Vodka - there is no better way to end a good meal than with a few shots of vodka. Some might be accustomed to drinking vodka in cocktail form, or diluted with coca cola, orange or tomato juice. In Poland this is a crime on a par with sleeping with your sister. Drink it neat and chilled (the glass as well), and keep an eye out for Chopin and Belwedere - the best of the best. If you do insist on tampering with the drink then look for vodkas that come with slices of lemon, orange or strawberries inside the bottle. Particularly popular with foreigners is Żubrowka. Each bottle contains a blade of bison grass, and it’s socially acceptable to drink it with a dash of apple juice.

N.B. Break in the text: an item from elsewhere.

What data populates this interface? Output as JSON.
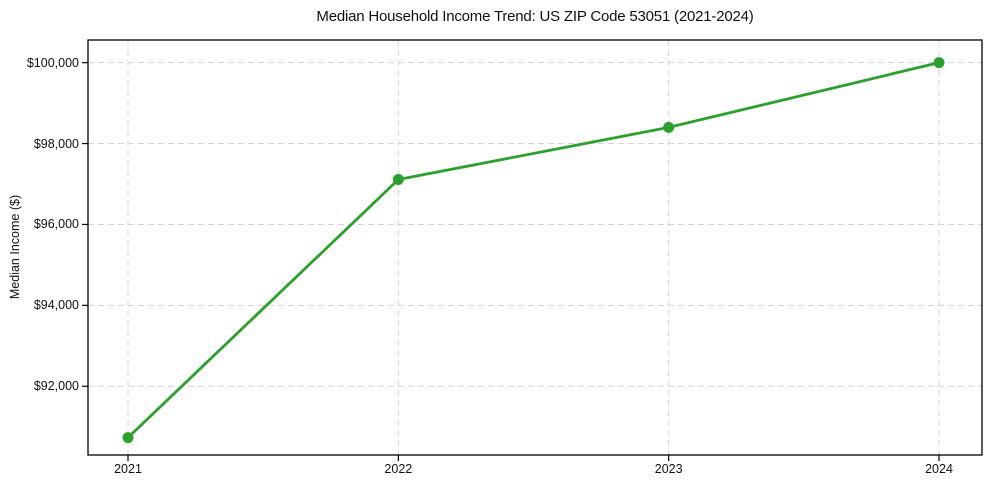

Polish Mead - mead is a beverage similar to wine with between 14 and 19 percent alcohol content and is obtained from the fermentation of a mash of honey previously diluted with water. Yeast is added to the mash to accelerate the fermenting process. The alcoholic content is evident after 4 to 6 weeks of fermentation and the mead must then be left to mature for anything between several months and even years. Mead can be either natural, without additives, or spicy, herbal, fruit, or based on hops, these being added when preparing the mash. Mead can be unsaturated or saturated, depending on the way the mash is prepared. There are also many varieties of mead depending on the dilution of the mash: półtorak (three halves), dwójniak (double), trójniak (triple) and czwórniak (quadruple). The best is półtorak containing 1 litre of honey for every half-litre of water but is extremely difficult to ferment and must mature in oak casks for even as many as 10 years before being drunk. This variety is of a dark amber colour, very sweet and has a characteristic aroma as a result of the added portion of buckwheat honey. The dwójniak variety, with 1 litre of water for each litre of honey, is not so sweet and must mature for around four years, while the trójniak (two parts water for one part of honey) requires about two years to mature. The czwórniak is the driest variety which can be bottled after one year of maturing but is the least refined and can be brewed at home.

Polish Beer - Poland is famous for a vodka-drinking tradition. Nevertheless, there are some popular Polish beers. One famous brewery is Zywiec which was founded in 1852 and nowadays owned by Heineken. Another well know beer brand is Okocim; an old-established brewery (founded 1845), which is now owned by Carlsberg. Both Zywiec and Okocim lagers consist of more than 5 % alcohol.